Either after everyday work or once and for all. 

” The longer working hours, highly demanding field, the environment with dying and death and errors if made, is dangerous, proves that working in an ICU makes one stressful” – A survey said.

This is because we are depicted as healers and not helpers. 

Somehow the community see doctors as someone with miraculous powers and a wand that obliges us to do everything we want and this humongous expectations with which they bring along the ailing, is a hell to live up to, that too when it’s impossible sometime. 

They don’t realise one basic thing that human bodies have a threshold and knowing that humbles even a double or a triple board-certified doctor. 

We have seen patients recovering when treatment is withdrawn and also patients deteriorating despite the best care. Even certain events astonish us, while many events disappoint us during treatment.

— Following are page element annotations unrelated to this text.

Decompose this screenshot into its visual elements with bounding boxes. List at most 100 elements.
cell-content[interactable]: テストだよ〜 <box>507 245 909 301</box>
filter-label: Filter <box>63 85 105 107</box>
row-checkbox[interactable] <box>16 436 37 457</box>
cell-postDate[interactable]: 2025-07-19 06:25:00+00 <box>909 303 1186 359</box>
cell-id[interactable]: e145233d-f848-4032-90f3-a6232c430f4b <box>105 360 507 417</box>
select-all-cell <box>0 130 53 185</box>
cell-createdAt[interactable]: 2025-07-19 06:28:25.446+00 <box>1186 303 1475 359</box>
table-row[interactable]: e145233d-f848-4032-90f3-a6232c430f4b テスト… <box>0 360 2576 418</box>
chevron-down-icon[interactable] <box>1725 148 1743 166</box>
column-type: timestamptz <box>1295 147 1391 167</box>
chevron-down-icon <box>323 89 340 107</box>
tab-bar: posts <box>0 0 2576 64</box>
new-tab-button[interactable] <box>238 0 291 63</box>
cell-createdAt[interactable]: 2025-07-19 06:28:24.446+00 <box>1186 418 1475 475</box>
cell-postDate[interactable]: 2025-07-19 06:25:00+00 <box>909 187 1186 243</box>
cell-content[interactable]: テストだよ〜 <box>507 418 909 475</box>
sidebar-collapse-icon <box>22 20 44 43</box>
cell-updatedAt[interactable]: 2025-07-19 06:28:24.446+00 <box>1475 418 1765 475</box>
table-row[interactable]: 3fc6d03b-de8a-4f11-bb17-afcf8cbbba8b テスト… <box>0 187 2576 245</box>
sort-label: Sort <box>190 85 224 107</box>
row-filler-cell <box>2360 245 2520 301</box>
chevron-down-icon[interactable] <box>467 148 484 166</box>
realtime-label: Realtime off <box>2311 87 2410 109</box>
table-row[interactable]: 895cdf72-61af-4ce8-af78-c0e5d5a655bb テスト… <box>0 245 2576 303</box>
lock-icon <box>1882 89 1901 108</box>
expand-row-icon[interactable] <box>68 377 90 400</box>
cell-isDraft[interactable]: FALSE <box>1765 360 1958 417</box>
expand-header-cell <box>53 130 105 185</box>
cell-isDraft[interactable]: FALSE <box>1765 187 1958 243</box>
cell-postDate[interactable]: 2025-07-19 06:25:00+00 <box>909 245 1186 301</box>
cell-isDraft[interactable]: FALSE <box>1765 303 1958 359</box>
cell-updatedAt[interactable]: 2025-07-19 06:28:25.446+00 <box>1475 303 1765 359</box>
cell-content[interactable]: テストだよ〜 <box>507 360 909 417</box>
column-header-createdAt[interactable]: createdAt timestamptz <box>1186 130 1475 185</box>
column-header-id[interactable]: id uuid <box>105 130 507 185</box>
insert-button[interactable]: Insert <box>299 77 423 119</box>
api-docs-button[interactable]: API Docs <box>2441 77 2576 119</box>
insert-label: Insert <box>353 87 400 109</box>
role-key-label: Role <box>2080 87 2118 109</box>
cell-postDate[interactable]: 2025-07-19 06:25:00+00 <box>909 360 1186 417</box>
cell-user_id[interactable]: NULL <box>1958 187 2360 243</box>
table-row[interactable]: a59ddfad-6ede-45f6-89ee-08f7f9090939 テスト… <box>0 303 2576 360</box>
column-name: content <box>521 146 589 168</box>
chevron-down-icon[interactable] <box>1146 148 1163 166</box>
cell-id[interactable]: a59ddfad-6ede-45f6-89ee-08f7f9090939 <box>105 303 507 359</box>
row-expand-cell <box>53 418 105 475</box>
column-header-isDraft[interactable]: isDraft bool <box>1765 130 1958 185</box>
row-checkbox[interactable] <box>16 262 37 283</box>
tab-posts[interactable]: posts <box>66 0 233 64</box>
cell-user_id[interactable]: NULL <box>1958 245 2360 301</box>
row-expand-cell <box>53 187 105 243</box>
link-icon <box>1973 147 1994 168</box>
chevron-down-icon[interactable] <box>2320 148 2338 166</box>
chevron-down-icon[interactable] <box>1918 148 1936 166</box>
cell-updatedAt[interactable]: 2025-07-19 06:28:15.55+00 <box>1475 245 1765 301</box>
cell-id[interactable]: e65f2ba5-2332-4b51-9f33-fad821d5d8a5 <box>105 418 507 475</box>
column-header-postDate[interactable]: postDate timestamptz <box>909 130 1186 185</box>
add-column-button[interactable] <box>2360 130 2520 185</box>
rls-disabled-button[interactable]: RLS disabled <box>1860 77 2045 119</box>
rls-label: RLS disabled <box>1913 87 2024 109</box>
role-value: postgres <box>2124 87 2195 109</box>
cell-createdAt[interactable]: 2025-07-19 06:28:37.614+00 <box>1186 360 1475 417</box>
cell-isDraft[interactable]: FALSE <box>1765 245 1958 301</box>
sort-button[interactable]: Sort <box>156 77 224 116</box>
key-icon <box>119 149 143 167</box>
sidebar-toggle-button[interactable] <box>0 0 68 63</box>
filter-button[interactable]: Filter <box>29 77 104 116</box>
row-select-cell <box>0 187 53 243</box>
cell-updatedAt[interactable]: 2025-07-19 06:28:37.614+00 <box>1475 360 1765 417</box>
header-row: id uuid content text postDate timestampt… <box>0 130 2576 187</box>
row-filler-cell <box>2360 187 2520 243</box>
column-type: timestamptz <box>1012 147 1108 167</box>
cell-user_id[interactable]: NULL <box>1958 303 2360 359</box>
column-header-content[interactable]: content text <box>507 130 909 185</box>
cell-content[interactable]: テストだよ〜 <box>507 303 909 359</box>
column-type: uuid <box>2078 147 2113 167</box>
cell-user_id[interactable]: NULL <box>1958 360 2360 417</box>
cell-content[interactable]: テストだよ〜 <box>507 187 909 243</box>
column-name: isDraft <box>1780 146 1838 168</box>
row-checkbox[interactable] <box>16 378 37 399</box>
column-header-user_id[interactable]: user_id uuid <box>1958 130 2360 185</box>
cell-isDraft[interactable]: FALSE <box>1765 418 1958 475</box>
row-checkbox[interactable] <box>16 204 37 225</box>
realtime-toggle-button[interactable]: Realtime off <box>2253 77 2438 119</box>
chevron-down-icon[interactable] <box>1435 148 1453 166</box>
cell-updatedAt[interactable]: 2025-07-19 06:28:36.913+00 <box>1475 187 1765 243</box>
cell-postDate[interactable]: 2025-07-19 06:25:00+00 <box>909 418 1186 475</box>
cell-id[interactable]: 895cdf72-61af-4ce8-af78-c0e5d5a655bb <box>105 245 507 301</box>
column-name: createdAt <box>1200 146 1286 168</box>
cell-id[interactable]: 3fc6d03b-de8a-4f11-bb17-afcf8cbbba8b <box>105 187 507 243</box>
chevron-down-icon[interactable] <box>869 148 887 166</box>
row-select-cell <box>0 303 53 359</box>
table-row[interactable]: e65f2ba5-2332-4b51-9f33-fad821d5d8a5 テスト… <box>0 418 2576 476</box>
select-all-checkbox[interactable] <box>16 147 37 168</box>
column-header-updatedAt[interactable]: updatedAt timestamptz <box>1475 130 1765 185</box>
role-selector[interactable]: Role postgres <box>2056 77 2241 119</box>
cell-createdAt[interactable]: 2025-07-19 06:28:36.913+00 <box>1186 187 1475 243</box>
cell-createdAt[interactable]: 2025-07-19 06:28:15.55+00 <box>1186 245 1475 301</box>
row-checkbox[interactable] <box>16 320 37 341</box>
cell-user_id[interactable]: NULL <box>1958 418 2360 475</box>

We live most of our daily hours between loud screams and crashing vitals. We insert tubes and poke them with needles. We somehow try to compensate for the losses, the body go through, during the illnesses. We decide to assist their breathing and take over the cardiac functions too. We replace kidney’s ability to excrete and we remove toxins that couldn’t be metabolised by liver. There is only so much that we can do.

We know the desperation of the family to take their patient home again, all healed. However, sometimes the sickness, just overwhelms the body and we get blamed. 

Therefore, never ever let anyone give you an abode beside God. It’s not where we should be kept. Ruthlessly, crush that damn superstition that doctors are like GOD. Tell them that we are mere humans, aiding the sick, alleviating the pain and making the suffering more bearable and prescribing the evidence-based medicine, meanwhile praying and hoping, that our patient improves.

We are just YOU, with the knowledge of medicine. 

Aside from what you believe, we don’t go home after we lose a life. We don’t get a break to breakdown after someone passes away in ICU. We don’t get to hold someone’s hand or hug someone after we have tried our best during the resuscitation. We try to stay strong for the other patients who need us.

Our job is seeing that we fail at the face of sickness almost every day. Our emotions are not validated and we condition ourselves to have appropriate emotional responses. We handle things professionally and we got to continue working without a pause, despite our lives getting stunned whenever we lose someone.

It’s not an easy place to work where we get defeated by life-threatening diseases, almost every day and we should be in our A- game despite being perpetually run down. 

Therefore, when I quote that there is JOY in leaving ICU, I mean it, with no second thought.

I mean that there are at least some beautiful things on our way out that will make us smile and dance and gives us hope for the coming days. 

That’s the reason, we have to go home and hug the ones that we love and ease into that hug for a really long time, because we are allowed to mourn that part of us that we keep losing every day, only in those warm hugs.

So, I say again, “There is an absolute joy in leaving ICU”.